Life Close to the Bone
John Greenburn used to be somebody. Now, he’s just a middle-aged guy sitting behind his computer screen, waiting for his life to come to a screeching halt. Cognitive-Pharma, a Florida-based pharmaceutical company with deep pockets and a secret to hide, has caught the attention of the U.S. Department of Justice. The allegation? Medicare fraud. And no one is more on the hook than John who, as the Chief Ethics Officer at Cognitive-Pharma, has been the canary in the coal mine for the last 12 months. Not that his CEO cares much.

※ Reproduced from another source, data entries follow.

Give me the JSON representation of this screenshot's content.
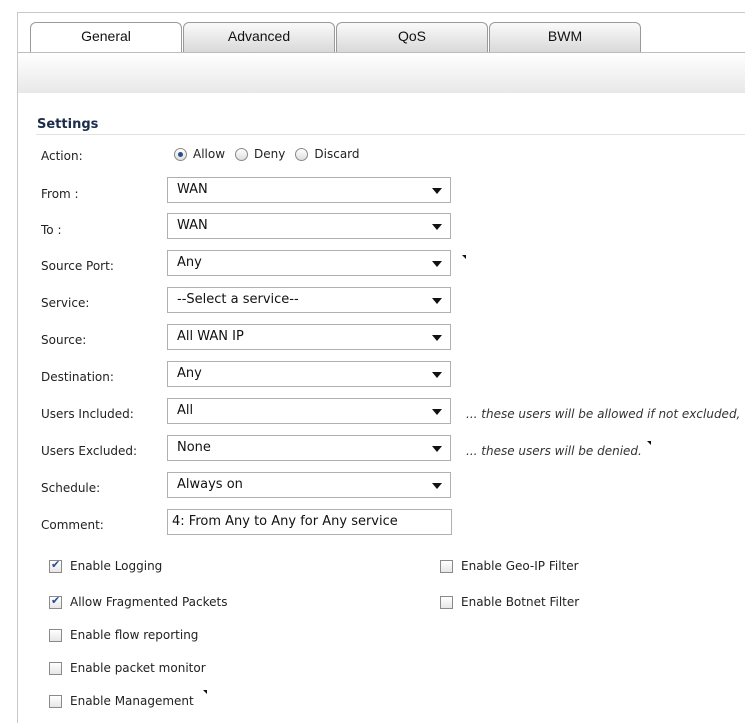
{
  "tabs": [
    {
      "label": "General",
      "active": true
    },
    {
      "label": "Advanced",
      "active": false
    },
    {
      "label": "QoS",
      "active": false
    },
    {
      "label": "BWM",
      "active": false
    }
  ],
  "section_title": "Settings",
  "action": {
    "label": "Action:",
    "options": [
      "Allow",
      "Deny",
      "Discard"
    ],
    "selected": "Allow"
  },
  "fields": {
    "from": {
      "label": "From :",
      "value": "WAN"
    },
    "to": {
      "label": "To :",
      "value": "WAN"
    },
    "source_port": {
      "label": "Source Port:",
      "value": "Any"
    },
    "service": {
      "label": "Service:",
      "value": "--Select a service--"
    },
    "source": {
      "label": "Source:",
      "value": "All WAN IP"
    },
    "destination": {
      "label": "Destination:",
      "value": "Any"
    },
    "users_included": {
      "label": "Users Included:",
      "value": "All",
      "note": "... these users will be allowed if not excluded,"
    },
    "users_excluded": {
      "label": "Users Excluded:",
      "value": "None",
      "note": "... these users will be denied."
    },
    "schedule": {
      "label": "Schedule:",
      "value": "Always on"
    },
    "comment": {
      "label": "Comment:",
      "value": "4: From Any to Any for Any service"
    }
  },
  "checkboxes": {
    "enable_logging": {
      "label": "Enable Logging",
      "checked": true
    },
    "allow_fragmented": {
      "label": "Allow Fragmented Packets",
      "checked": true
    },
    "flow_reporting": {
      "label": "Enable flow reporting",
      "checked": false
    },
    "packet_monitor": {
      "label": "Enable packet monitor",
      "checked": false
    },
    "management": {
      "label": "Enable Management",
      "checked": false
    },
    "geo_ip": {
      "label": "Enable Geo-IP Filter",
      "checked": false
    },
    "botnet": {
      "label": "Enable Botnet Filter",
      "checked": false
    }
  },
  "colors": {
    "section_title": "#1c2d4a",
    "check": "#244a9a"
  }
}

The CEO, a flashy, profit-driven “South Florida” type, certainly doesn’t care that John’s mother, Francis, is in desperate need of Cognitive-Pharma’s top-selling drug to slow her memory loss. Haunted by what he knows of the fraud allegations – and the investigation’s impact on the thousands of patients who depend on the medication – John draws closer to the memories he has of his mother, Francis, and the ways she pushed him to be somebody. And, not just somebody, but the greatest youth tennis player upstate South Carolina had ever known. With Francis’ memory deteriorating, John’s time to understand both himself and his mother, a product of the rough mill town that shaped her, is slipping away.

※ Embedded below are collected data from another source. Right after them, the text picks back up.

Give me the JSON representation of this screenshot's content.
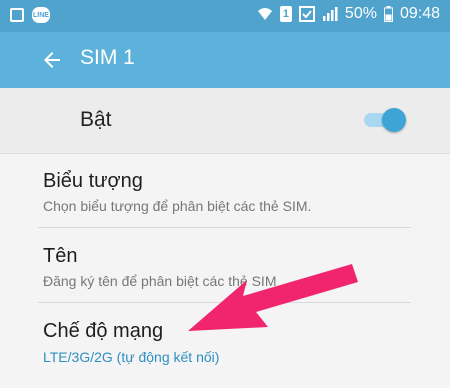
{
  "status_bar": {
    "line_badge": "LINE",
    "sim_number": "1",
    "battery": "50%",
    "time": "09:48"
  },
  "toolbar": {
    "title": "SIM 1",
    "back_icon": "arrow-back-icon"
  },
  "master_switch": {
    "label": "Bật",
    "state": "on",
    "accent": "#3ea4d6"
  },
  "settings": [
    {
      "title": "Biểu tượng",
      "subtitle": "Chọn biểu tượng để phân biệt các thẻ SIM."
    },
    {
      "title": "Tên",
      "subtitle": "Đăng ký tên để phân biệt các thẻ SIM"
    },
    {
      "title": "Chế độ mạng",
      "subtitle": "LTE/3G/2G (tự động kết nối)"
    }
  ],
  "annotation": {
    "arrow_color": "#f0256e"
  }
}
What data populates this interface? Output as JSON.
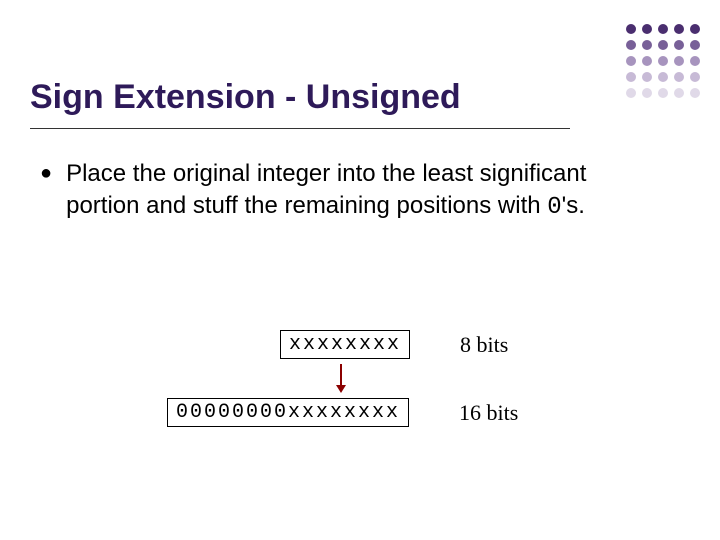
{
  "title": "Sign Extension - Unsigned",
  "bullet": {
    "symbol": "●",
    "text_a": "Place the original integer into the least significant portion and stuff the remaining positions with ",
    "zero": "0",
    "text_b": "'s."
  },
  "row8": {
    "value": "xxxxxxxx",
    "label": "8 bits"
  },
  "row16": {
    "value": "00000000xxxxxxxx",
    "label": "16 bits"
  }
}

Life Close to the Bone moves from present-day Florida and back in time to John’s successful tenure on the youth tennis circuit and the textile mill in upstate South Carolina that, through Francis, shaped John’s adolescence. It depicts a matriarchal family’s relentless striving to overcome their “linthead” heritage and explores what it means to live for yourself and, ultimately, to forgive parents shaped by their own generational hardship.